En 2018, 60% des retraités avaient vu leur taux de CSG passer de 6,6% à 8,3%. Le ralliement des retraités aux Gilets Jaunes avait forcé l’exécutif à revenir en arrière pour la moitié d’entre eux. Ainsi, ceux dont le revenu fiscal de référence se situait en 2019 en dessous de 22 580 euros par an sont repassés sur le taux de 6,6%. Cette reculade a permis de redistribuer 1,3 milliard d’euros à 3,5 millions de ménages, « qui gagnent chacun en moyenne 360 euros annuels », calcule l’Insee. En termes de niveau de vie gagné dans les foyers où la personne de référence est à la retraite, cette baisse de la CSG représente un surplus de 90 euros sur l’année.

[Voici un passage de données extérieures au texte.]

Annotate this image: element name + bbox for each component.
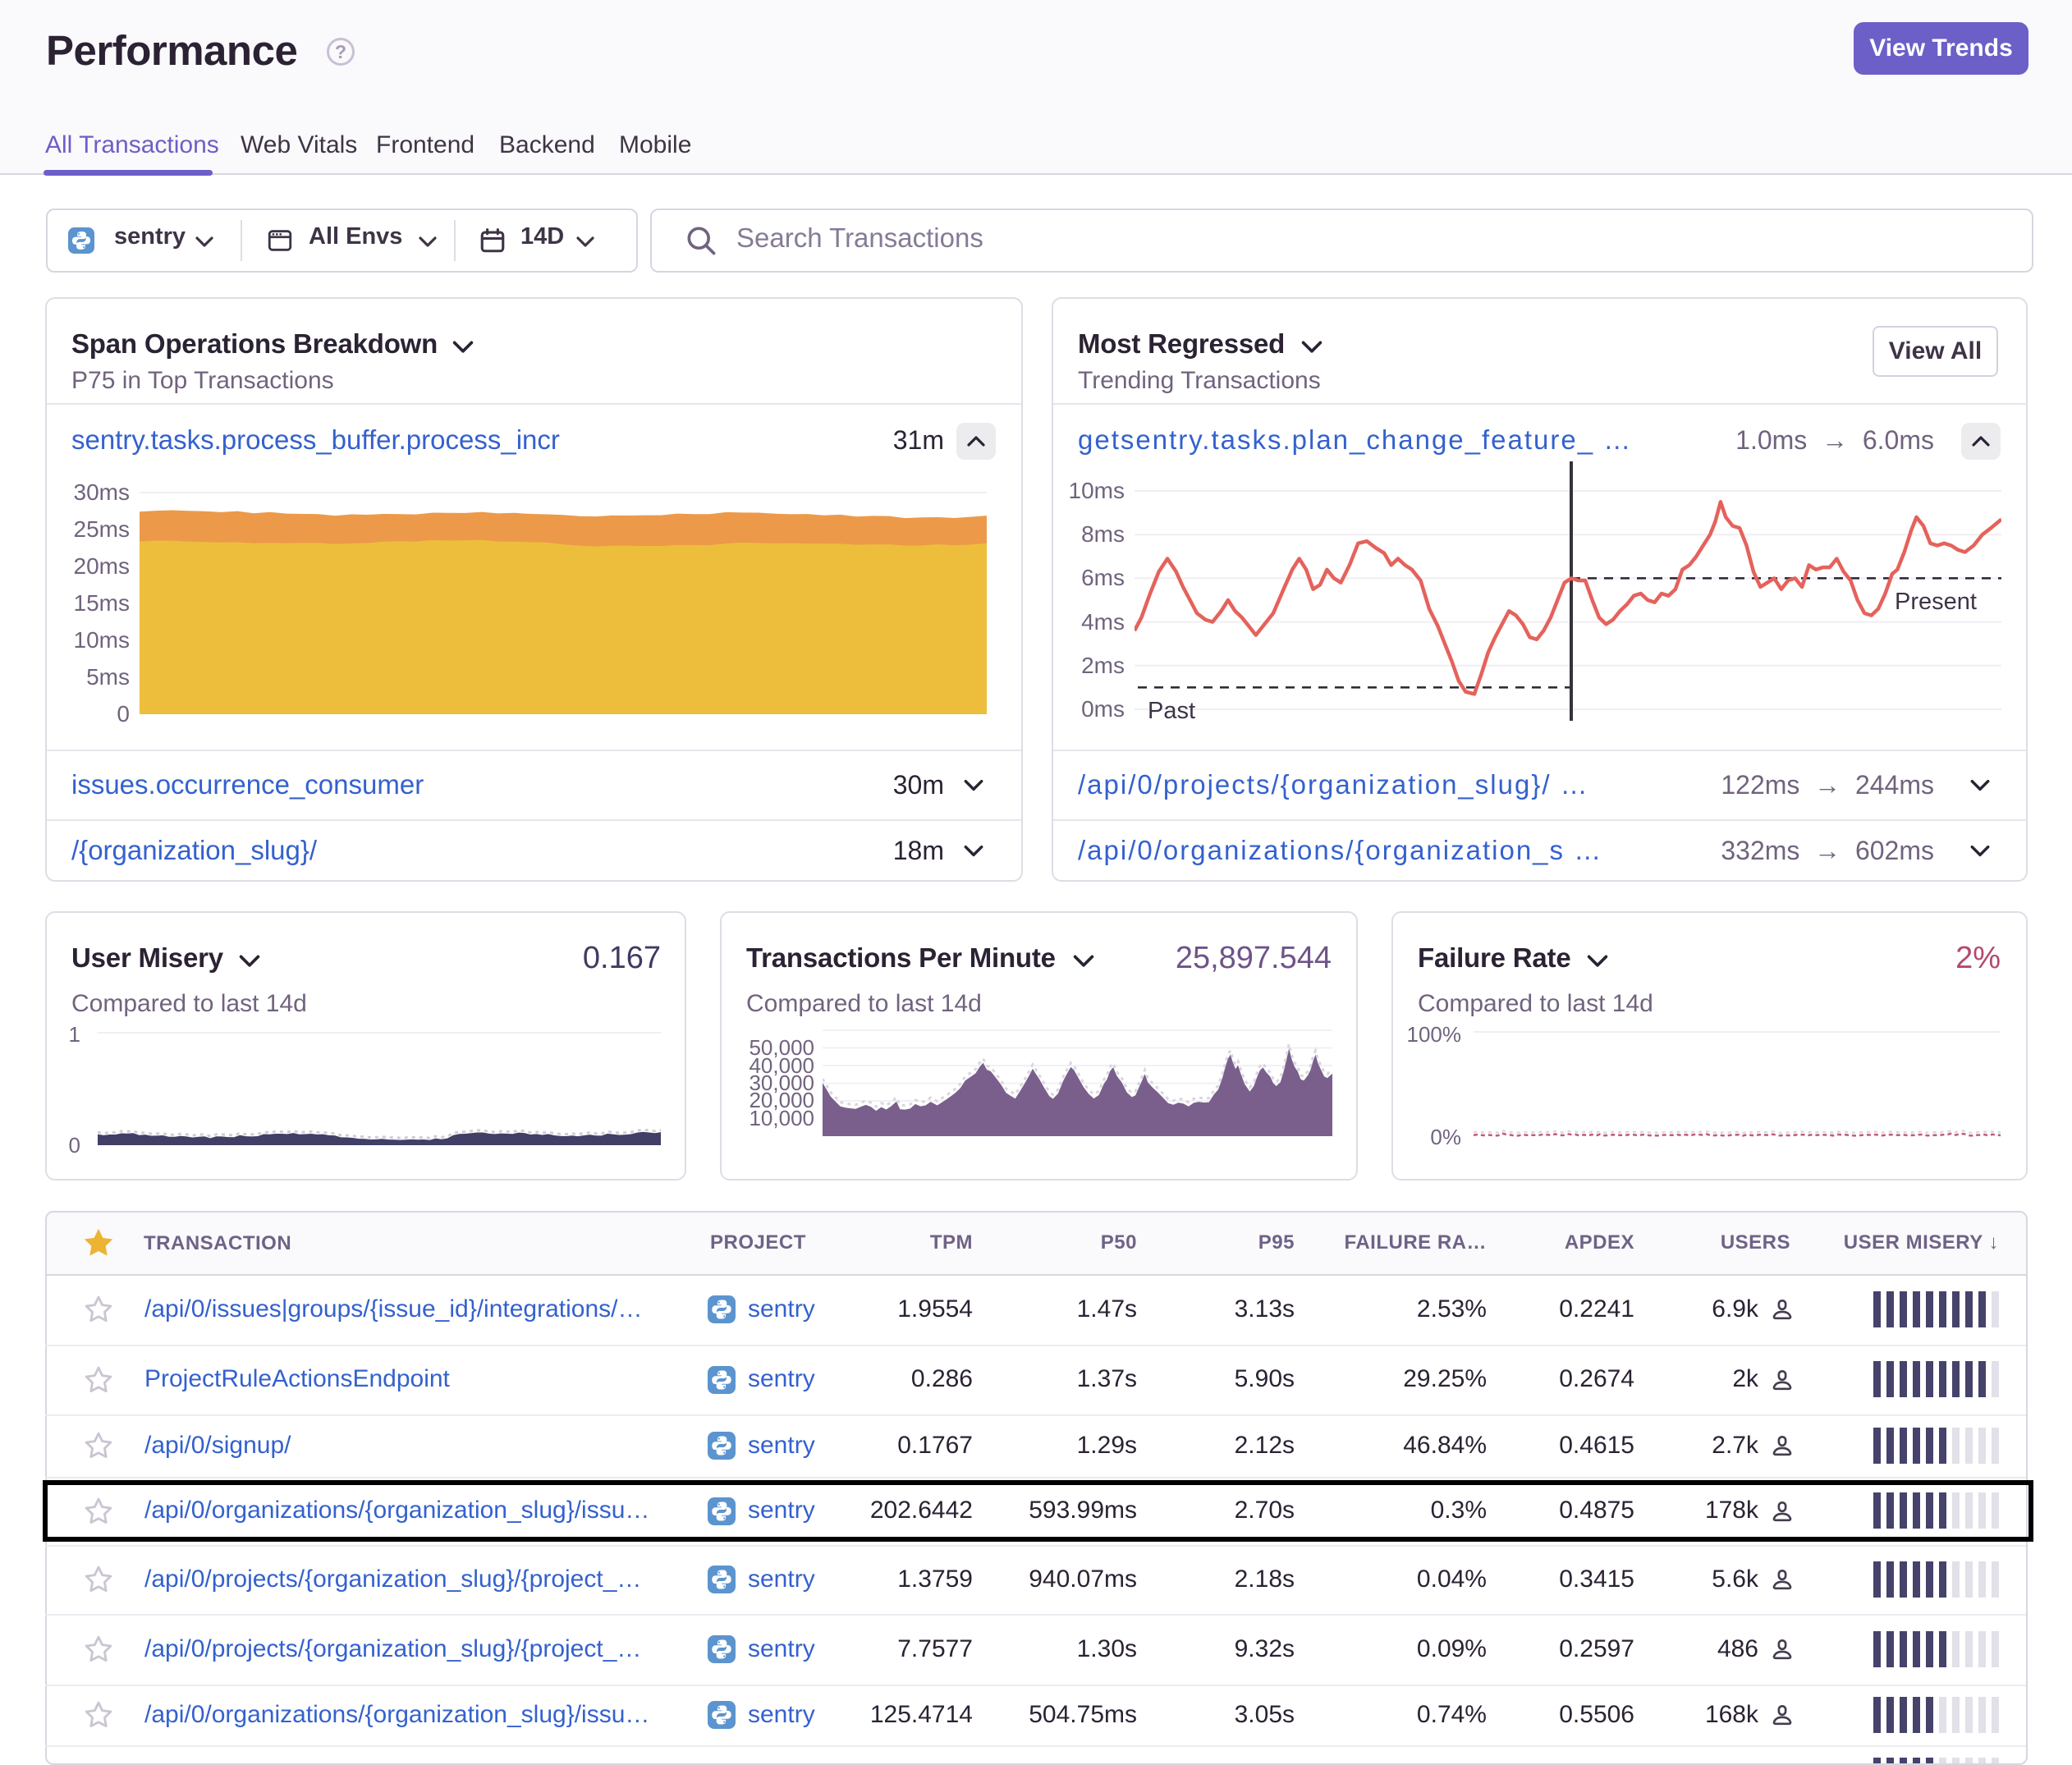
svg-text:Present: Present bbox=[1895, 589, 1977, 615]
svg-text:Past: Past bbox=[1148, 698, 1195, 724]
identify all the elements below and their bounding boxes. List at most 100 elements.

Les retraités ont aussi été favorisés par la baisse de la taxe d’habitation sur la résidence principale. Avec cette réforme, ils gagnent quelque 100 euros de niveau de vie, contre 75 euros pour les personnes en emploi et moins de 50 euros pour les chômeurs. Pour rappel, le dégrèvement de cet impôt local était de 65% en 2019, contre 30% en 2018, et s’appliquait aux foyers dont le RFR était inférieur à 27 432 euros par part fiscale. En revanche, « la réforme concerne peu les 20% de personnes les plus modestes, car la plupart bénéficie déjà d’une exonération totale de la taxe d’habitation, ainsi que les 20% les plus aisées qui ne sont pas éligibles au dégrèvement », détaille l’Insee.